The Trinity test differed in nature from that used on the first atomic blast at Hiroshima.  The Hiroshima blast used a gun type, or projectile type detonation of uranium while the Nagasaki and Trinity Blast involved implosion of a plutonium core.

The Trinity atomic bomb test followed a period of development of nuclear expertise in a number of areas, from study of the atom itself, to study of high energy collisions and the study of nuclear chain reactions.

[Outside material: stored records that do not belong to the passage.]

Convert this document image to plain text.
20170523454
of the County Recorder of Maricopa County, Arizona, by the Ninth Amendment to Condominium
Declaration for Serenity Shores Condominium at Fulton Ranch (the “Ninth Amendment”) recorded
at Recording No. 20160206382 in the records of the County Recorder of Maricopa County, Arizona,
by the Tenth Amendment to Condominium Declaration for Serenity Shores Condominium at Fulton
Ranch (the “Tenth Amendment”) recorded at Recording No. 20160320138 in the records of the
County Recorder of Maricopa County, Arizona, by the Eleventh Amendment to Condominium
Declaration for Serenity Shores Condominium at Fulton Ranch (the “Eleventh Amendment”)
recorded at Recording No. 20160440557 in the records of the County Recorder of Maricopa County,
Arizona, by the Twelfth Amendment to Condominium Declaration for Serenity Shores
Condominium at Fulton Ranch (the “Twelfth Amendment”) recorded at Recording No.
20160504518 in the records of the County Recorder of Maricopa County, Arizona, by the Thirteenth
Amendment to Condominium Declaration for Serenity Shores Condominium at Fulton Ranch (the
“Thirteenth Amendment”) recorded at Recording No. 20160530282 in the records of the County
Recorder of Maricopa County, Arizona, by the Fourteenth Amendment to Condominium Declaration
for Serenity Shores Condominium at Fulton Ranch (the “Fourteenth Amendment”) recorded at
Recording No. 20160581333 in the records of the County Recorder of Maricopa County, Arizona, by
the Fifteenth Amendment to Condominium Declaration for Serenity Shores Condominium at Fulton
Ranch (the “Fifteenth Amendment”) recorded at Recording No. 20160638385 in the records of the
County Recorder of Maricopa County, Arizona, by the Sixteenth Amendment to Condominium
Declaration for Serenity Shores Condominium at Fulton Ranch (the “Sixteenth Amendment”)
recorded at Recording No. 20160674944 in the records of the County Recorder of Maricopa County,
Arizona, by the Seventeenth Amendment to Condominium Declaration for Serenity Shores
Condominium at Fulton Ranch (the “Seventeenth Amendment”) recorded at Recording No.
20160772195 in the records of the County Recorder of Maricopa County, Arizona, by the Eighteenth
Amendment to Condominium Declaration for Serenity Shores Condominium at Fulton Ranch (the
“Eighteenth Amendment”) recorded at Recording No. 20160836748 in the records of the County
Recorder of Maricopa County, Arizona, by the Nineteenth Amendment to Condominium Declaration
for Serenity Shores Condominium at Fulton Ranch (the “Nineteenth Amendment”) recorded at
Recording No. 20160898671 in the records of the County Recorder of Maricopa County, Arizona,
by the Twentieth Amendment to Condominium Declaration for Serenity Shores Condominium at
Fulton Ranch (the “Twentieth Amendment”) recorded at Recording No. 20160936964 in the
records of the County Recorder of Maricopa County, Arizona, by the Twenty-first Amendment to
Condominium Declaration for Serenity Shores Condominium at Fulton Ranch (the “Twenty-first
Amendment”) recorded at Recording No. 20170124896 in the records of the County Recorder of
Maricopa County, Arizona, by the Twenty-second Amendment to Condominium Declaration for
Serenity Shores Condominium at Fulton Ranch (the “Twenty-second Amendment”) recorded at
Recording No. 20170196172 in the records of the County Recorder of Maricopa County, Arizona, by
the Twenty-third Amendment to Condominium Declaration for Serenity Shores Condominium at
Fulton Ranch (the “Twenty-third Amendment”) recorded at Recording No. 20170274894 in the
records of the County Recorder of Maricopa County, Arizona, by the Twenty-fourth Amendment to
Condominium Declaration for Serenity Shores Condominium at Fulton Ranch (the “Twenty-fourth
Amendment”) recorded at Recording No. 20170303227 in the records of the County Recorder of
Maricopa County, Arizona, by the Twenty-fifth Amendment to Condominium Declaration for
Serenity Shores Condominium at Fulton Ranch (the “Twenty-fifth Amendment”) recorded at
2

A key development was a letter by physicists Eugene Szilard  and Albert Einstein,   expressing their concern that Germany could develop an atomic bomb.  The result of their efforts, which included collaborations with other physicists such as Eugene Wigner and Edward Teller , was that President Franklin Delano Roosevelt accelerated scientific research with a new committee on June 28, 1941 and approved the atomic program on October 9, 1941.  The response to their letter came on October 19, 1941.

This timeline is interesting, taken in the context of the historical evolution, from World War I, in 1914-1918 to World War II and its aftermath in the nuclear arms race.  The historical context included the 1918 Flu Pandemic (Spanish Flu), aided by a World War I fought in the trenches, the Great Depression,  and the ever continuing battle between commercialization, globalization and nationalist interests.  The development of nuclear weapons ratcheted up the stakes, due to the wider implications of their use and the attendant risks.

Nuclear risks include the potential manufacture, storage, transportation, testing and potential use of nuclear weapons in conflict (including WWII).  These risks are in addition to risks arising from nuclear usages in other areas, such as power generation and medical usages.  We have seen impacts from the Three Mile Island, Chernobyl and Fukushima nuclear power plant incidents.  I've discussed some of these issues in other blog articles, including: Nuclear Balance of RisksChernobyl 25th Anniversary and Energy Choices and Risk.

Development, testing and use of nuclear weapons has left a long lasting radiological footprint on the landscape in areas such as Hanford and the Pacific Northwest, the Trinity Site and White Sands and the Southwest, the Pacific Islands, including Japan during WWII, and downwind (and water) areas.

The above photograph is taken at Bosque Del Apache National Wildlife Refuge, near San Antonio, New Mexico in February, 2009, about 20 -30 miles from the Trinity Test Site, some 63-64 years after the test.  Another image, taken at Valley of the Fires State Park, New Mexico, was taken near Carrizozo, New Mexico, one of the areas harder hit by the Trinity plume.